Investigators:   Lloyd Johnston, Jerald Bachman, Patrick M. O'Malley, John E. Schulenberg



A series of cohort-sequential panel studies is proposed to examine changes in substance use and related factors across the life course and across historical period, using large nationally representative samples of high school graduates, from the end of high school through age 45. The study will examine social and environmental factors and processes, including life-course transitions that may explain change. The target samples are drawn randomly from graduating classes of high school senior participants from the Monitoring the Future (MTF) surveys (2400 respondents per cohort). Highly cost-efficient mailed surveys will be administered biennually 1 to 12 years past high school (to age 30), and once every five years thereafter (to age 45). Research objectives include: (1) monitoring substance use in important segments of the general population, including, in particular, American college students; (2) distinguishing among three different types of change taking place—period, age, and cohort; and, (3) studying the causes, consequences, and developmental patterns associated with these different types of change. Each type has different sets of determinants and different timing of action, and all three types have been found to occur for most drugs.
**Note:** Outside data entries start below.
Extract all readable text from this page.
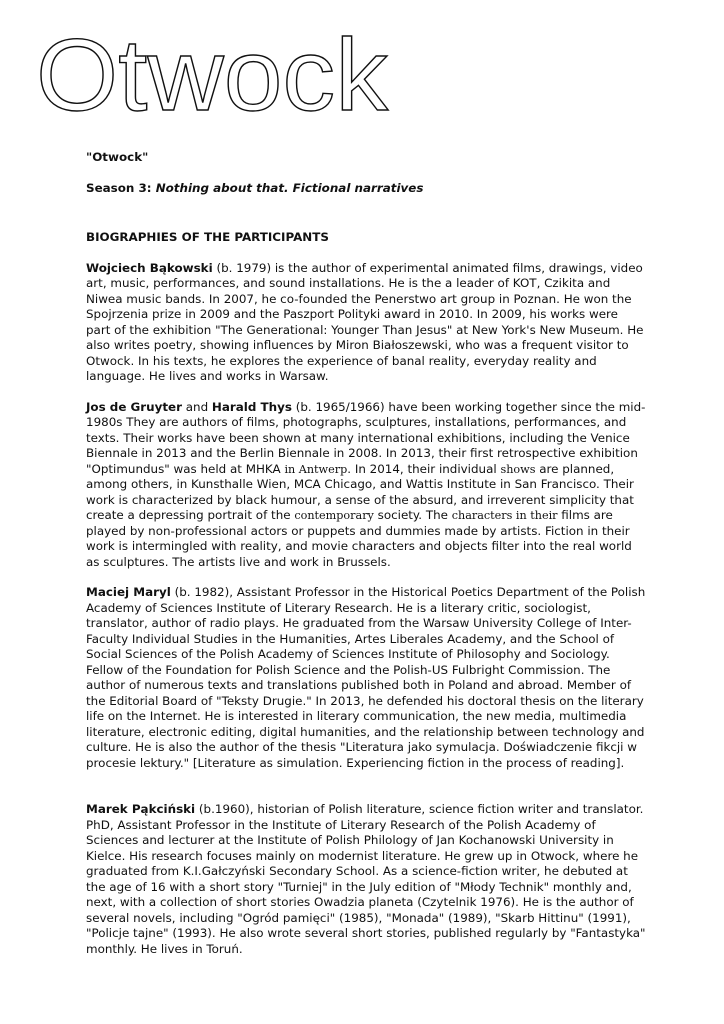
Otwock

"Otwock"

Season 3: Nothing about that. Fictional narratives

BIOGRAPHIES OF THE PARTICIPANTS

Wojciech Bąkowski (b. 1979) is the author of experimental animated films, drawings, video art, music, performances, and sound installations. He is the a leader of KOT, Czikita and Niwea music bands. In 2007, he co-founded the Penerstwo art group in Poznan. He won the Spojrzenia prize in 2009 and the Paszport Polityki award in 2010. In 2009, his works were part of the exhibition "The Generational: Younger Than Jesus" at New York's New Museum. He also writes poetry, showing influences by Miron Białoszewski, who was a frequent visitor to Otwock. In his texts, he explores the experience of banal reality, everyday reality and language. He lives and works in Warsaw.

Jos de Gruyter and Harald Thys (b. 1965/1966) have been working together since the mid-1980s They are authors of films, photographs, sculptures, installations, performances, and texts. Their works have been shown at many international exhibitions, including the Venice Biennale in 2013 and the Berlin Biennale in 2008. In 2013, their first retrospective exhibition "Optimundus" was held at MHKA in Antwerp. In 2014, their individual shows are planned, among others, in Kunsthalle Wien, MCA Chicago, and Wattis Institute in San Francisco. Their work is characterized by black humour, a sense of the absurd, and irreverent simplicity that create a depressing portrait of the contemporary society. The characters in their films are played by non-professional actors or puppets and dummies made by artists. Fiction in their work is intermingled with reality, and movie characters and objects filter into the real world as sculptures. The artists live and work in Brussels.

Maciej Maryl (b. 1982), Assistant Professor in the Historical Poetics Department of the Polish Academy of Sciences Institute of Literary Research. He is a literary critic, sociologist, translator, author of radio plays. He graduated from the Warsaw University College of Inter-Faculty Individual Studies in the Humanities, Artes Liberales Academy, and the School of Social Sciences of the Polish Academy of Sciences Institute of Philosophy and Sociology. Fellow of the Foundation for Polish Science and the Polish-US Fulbright Commission. The author of numerous texts and translations published both in Poland and abroad. Member of the Editorial Board of "Teksty Drugie." In 2013, he defended his doctoral thesis on the literary life on the Internet. He is interested in literary communication, the new media, multimedia literature, electronic editing, digital humanities, and the relationship between technology and culture. He is also the author of the thesis "Literatura jako symulacja. Doświadczenie fikcji w procesie lektury." [Literature as simulation. Experiencing fiction in the process of reading].

Marek Pąkciński (b.1960), historian of Polish literature, science fiction writer and translator. PhD, Assistant Professor in the Institute of Literary Research of the Polish Academy of Sciences and lecturer at the Institute of Polish Philology of Jan Kochanowski University in Kielce. His research focuses mainly on modernist literature. He grew up in Otwock, where he graduated from K.I.Gałczyński Secondary School. As a science-fiction writer, he debuted at the age of 16 with a short story "Turniej" in the July edition of "Młody Technik" monthly and, next, with a collection of short stories Owadzia planeta (Czytelnik 1976). He is the author of several novels, including "Ogród pamięci" (1985), "Monada" (1989), "Skarb Hittinu" (1991), "Policje tajne" (1993). He also wrote several short stories, published regularly by "Fantastyka" monthly. He lives in Toruń.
Factors that may explain historical trends and cohort differences will also be monitored. Additional objectives include documenting the natural history of drug use and related attitudes through middle adulthood, determining what transitions in social roles and social environments contribute to drug use and related attitudes, and determining what features of those roles and environments are most influential. The study will examine the importance of other hypothesized psychological, behavioral, and social determinants of drug use (including attitudes and beliefs about drugs, peer norms, counter-advertising, and role-modeling), as well as a range of potential consequences of drug use (including physical health, psychological well-being, status attainment, and role performance). The investigators will continue to facilitate use of MTF data by others for a variety of research purposes. Study results will have major implications for understanding and preventing drug use and abuse from adolescence through middle adulthood.